CodeFly Security
CodeFly is designed around a simple rule: coding session content should be readable only by the user's phone and the user's own host computer.
Summary
- CodeFly Host runs on the user's computer, next to Codex and Claude Code.
- The mobile app connects through Direct Mode, a user-managed network path, or CodeFly Relay.
- Host communication is secured by the host-side certificate and endpoint pairing material.
- CodeFly does not have access to the host certificate private key.

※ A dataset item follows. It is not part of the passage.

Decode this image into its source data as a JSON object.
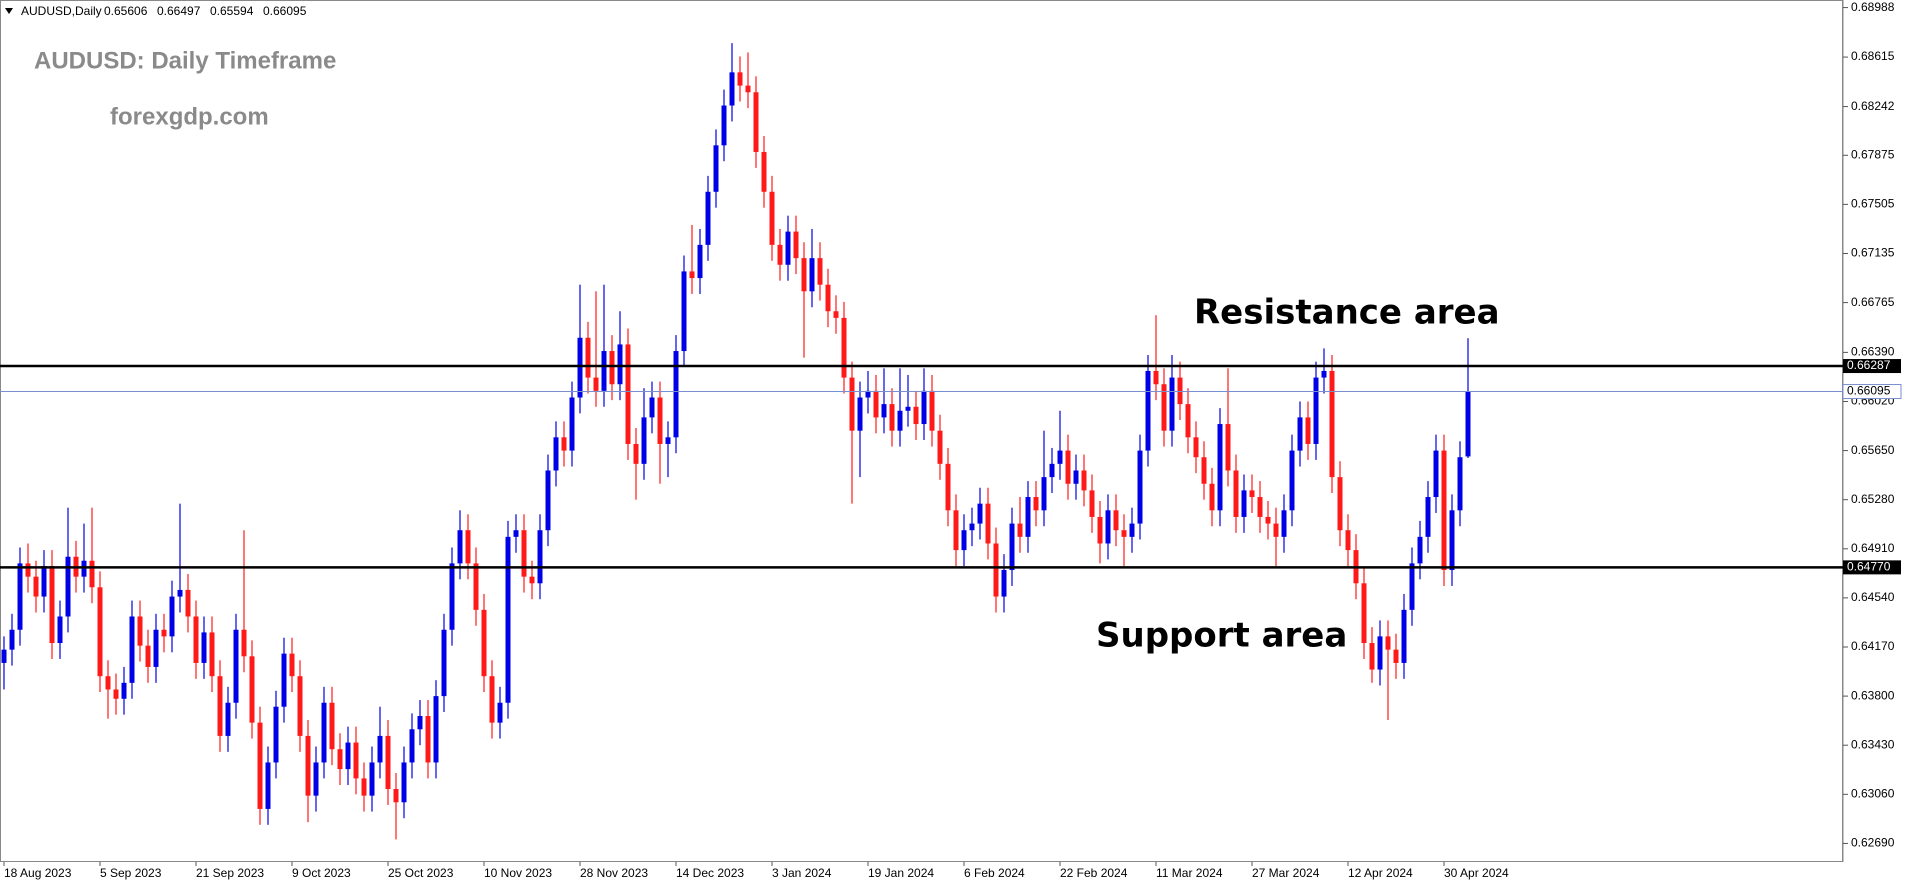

- CodeFly cannot access any data transmitted between the host and phone, and does not record transmitted content.
Architecture
Direct Mode
Direct Mode connects the phone directly to CodeFly Host. It does not require OAuth sign-in and does not route session traffic through CodeFly Relay. The host listens on the configured address and port, and the phone must be able to reach that network endpoint.
Self-Hosted Reachability
Users can operate their own VPN, TCP proxy, SSH tunnel, private overlay, reverse tunnel, or similar network path and keep using Direct Mode. The user-managed network path may observe network metadata such as source, destination, timing, and traffic volume, but CodeFly application payloads remain protected by the phone-to-host security boundary.
CodeFly Relay
CodeFly Relay exists for practical reachability problems such as NAT, changing IP addresses, restrictive networks, travel, and hosts that cannot accept inbound connections. The Relay forwards encrypted frames and uses routing metadata only as needed to deliver traffic, check subscription entitlements, maintain reliability, prevent abuse, and provide support.
Host Certificate
The secure connection between the mobile app and CodeFly Host uses a host-side certificate. By default, CodeFly Host generates and stores this certificate locally on the host computer. CodeFly does not issue, store, or have access to the host certificate private key.
The host certificate is independent from CodeFly Relay. When CodeFly Relay is used, the Relay forwards traffic between endpoints, but it does not receive the host certificate private key and cannot use it to decrypt host-phone communication.
What CodeFly Relay Does Not Store
CodeFly Relay does not store plaintext transmitted content such as prompts, assistant responses, source code sent through CodeFly frames, command output, approval prompt details, choice question details, diffs returned inside encrypted app frames, provider-native session databases, or provider account tokens stored by Codex or Claude Code on the user's computer.
Endpoint Responsibility
CodeFly protects traffic between endpoints, but endpoint security still matters. If the phone or host is compromised, CodeFly cannot protect content from that compromised endpoint. Users should protect their devices, provider accounts, API keys, local networks, and approval decisions.